Salicylaldehydes in general are prepared by ortho-selective formylation reactions from the corresponding phenol, for instance by the Duff reaction, Reimer–Tiemann reaction, or by treatment with paraformaldehyde in the presence of magnesium chloride and a base.

== Natural occurrences ==
Salicylaldehyde is a characteristic aroma component of buckwheat. Salicylaldehyde also occurs in the larval defensive secretions of several leaf beetle species that belong the subtribe Chrysomelina. An example for a leaf beetle species that produces salicylaldehyde is the red poplar leaf beetle Chrysomela populi.

== Reactions and applications ==
Salicylaldehyde is mainly used commercially as a precursor to coumarin. The conversion entails condensation with acetic anhydride ("Perkin synthesis").

Catechol, benzofuran, a salicylaldehydimine (R = alkyl or aryl), 3-carbethoxycoumarin

1. Oxidation with hydrogen peroxide gives catechol (1,2-dihydroxybenzene) (Dakin reaction).
2. Etherification with chloroacetic acid followed by cyclisation gives the heterocycle benzofuran (coumarone). The first step in this reaction to the substituted benzofuran is called the Rap–Stoermer condensation after E. Rap (1895) and R. Stoermer (1900).
3. Salicylaldehyde is converted to chelating ligands by condensation with amines. With ethylenediamine, it condenses to give the ligand salen. Hydroxylamine gives salicylaldoxime.
4. Condensation with diethyl malonate gives 3-carbethoxycoumarin (a derivative of coumarin) by an aldol condensation.
Elbs persulfate oxidation gives gentisaldehyde (2,5-dihydroxybenzaldehyde).
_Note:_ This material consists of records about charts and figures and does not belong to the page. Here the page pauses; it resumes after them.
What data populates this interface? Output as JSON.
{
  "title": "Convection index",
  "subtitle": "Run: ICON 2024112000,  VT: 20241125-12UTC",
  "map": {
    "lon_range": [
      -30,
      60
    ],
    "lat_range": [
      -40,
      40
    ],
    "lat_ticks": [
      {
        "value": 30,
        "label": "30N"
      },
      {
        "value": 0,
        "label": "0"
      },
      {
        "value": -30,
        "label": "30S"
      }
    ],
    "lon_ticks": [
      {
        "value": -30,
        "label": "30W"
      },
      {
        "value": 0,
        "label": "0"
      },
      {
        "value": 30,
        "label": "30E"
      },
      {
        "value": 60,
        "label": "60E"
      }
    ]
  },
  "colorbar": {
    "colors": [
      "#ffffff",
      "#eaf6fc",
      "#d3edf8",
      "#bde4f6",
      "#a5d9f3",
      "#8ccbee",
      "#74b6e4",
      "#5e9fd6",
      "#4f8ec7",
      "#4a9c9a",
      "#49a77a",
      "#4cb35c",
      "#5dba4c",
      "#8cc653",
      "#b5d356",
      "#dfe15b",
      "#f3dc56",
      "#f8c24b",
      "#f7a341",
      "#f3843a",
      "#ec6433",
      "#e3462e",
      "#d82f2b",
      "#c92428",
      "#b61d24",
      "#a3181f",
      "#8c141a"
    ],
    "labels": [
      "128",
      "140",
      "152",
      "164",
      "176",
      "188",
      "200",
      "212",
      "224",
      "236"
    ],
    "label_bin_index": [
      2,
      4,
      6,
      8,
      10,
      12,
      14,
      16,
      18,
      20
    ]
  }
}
== Internal hydrogen bonding ==
Due to the ortho positioning of the hydroxy- and aldehyde groups, an internal hydrogen bond is formed between the groups. The hydroxy group serves here as the hydrogen bond donor, and the aldehyde as hydrogen bond acceptor. This internal hydrogen is not found in the other hydroxybenzaldehyde isomers.
When the aldehyde is reacted with an amine to form an imine, the internal hydrogen bond is even stronger. In addition, tautomerisation, which is especially prevalent in polar solvents, can further increase the stability of the compound. The internal hydrogen bond also ensures that the aldehyde (or corresponding imine) is held into the same plane, making the whole molecule essentially flat.